I think of the caged canaries in the mines of old. They were the measurement of where those men stood before life and death. They were reminders of what came from the light above while they toiled in the darkness below. There are countless analogies and examples of birds representing life sprinkled through literature and our collective stories and wisdom. Birds emerge as harbingers of hope. There is always hope.

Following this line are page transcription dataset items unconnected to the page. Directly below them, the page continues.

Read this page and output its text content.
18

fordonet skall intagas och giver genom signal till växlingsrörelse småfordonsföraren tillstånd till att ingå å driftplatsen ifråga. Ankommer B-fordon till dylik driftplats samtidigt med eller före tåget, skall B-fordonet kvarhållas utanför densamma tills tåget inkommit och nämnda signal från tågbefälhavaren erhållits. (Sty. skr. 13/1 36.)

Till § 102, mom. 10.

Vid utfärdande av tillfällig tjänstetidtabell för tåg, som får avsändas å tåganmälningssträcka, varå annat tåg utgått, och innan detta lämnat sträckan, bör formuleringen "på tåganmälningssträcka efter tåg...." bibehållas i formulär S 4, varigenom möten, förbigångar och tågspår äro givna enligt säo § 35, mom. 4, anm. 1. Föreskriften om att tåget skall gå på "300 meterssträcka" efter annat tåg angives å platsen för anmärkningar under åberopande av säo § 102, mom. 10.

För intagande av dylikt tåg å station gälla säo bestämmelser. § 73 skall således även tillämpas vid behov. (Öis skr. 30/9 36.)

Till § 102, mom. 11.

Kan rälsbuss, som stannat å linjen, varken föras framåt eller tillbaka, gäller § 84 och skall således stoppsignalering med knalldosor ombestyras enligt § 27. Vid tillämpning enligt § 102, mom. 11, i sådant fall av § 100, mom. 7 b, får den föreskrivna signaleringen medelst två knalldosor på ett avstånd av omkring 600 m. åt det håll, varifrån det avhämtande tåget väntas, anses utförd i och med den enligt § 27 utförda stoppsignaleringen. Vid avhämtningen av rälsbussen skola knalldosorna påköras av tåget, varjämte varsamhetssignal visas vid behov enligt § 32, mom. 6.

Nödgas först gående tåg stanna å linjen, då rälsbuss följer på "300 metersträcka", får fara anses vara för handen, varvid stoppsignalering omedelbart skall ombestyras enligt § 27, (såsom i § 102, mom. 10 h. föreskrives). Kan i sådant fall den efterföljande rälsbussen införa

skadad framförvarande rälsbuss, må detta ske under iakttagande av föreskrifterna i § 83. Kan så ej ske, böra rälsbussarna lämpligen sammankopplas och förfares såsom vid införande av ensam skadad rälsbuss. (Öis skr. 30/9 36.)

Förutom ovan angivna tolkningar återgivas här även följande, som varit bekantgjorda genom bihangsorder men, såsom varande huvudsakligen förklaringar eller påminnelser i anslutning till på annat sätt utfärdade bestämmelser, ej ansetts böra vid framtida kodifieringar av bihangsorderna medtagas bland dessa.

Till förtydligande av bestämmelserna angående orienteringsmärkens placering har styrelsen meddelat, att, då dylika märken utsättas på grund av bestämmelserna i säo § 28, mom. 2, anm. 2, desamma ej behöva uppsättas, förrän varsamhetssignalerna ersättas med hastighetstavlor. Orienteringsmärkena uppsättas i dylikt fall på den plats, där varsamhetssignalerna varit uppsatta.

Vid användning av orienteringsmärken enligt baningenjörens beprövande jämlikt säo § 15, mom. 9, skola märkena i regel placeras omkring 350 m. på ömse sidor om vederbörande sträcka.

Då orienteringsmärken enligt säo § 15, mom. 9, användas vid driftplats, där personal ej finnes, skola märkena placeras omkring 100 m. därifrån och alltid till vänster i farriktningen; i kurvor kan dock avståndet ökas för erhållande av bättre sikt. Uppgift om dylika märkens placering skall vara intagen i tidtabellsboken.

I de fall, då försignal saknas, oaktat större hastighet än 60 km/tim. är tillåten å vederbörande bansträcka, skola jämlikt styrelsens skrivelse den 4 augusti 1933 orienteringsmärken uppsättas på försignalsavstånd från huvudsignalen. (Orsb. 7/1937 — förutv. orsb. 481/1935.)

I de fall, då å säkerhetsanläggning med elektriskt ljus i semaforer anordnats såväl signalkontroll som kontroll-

The universe is a wacky thing. It likes to speak, but not with words per se. Sometimes it does, but it likes to show rather than tell. Just like a good author is supposed to. Don’t tell me the moon in shining; show me the glint of light on broken glass, as Chekhov is purported as saying, a pro tip to new writers. Or in my case, a near-broken ass glimpsing at the moonlight on the ground inches from a parked car. Not as romantic, of course, but illuminating nonetheless. I also realize that I am taken care of by these injuries, in a weird way. I take these as signs to slow down. Chill out. Thaw the numbness of stress and shutting down. Oh universe, couldn’t you have sent me an email instead? So while I lay there on that cold and icy street, I knew that things were fine. I was banged up, but alive. I was good. I heard the birds. I knew they were a brief reminder that I am always taken care of. As long as I have faith in who created them in the first place, all is well. I will take my blows in this life, but when I take a look at the big picture, I see that I am blessed. The little winged angels remind me of this daily.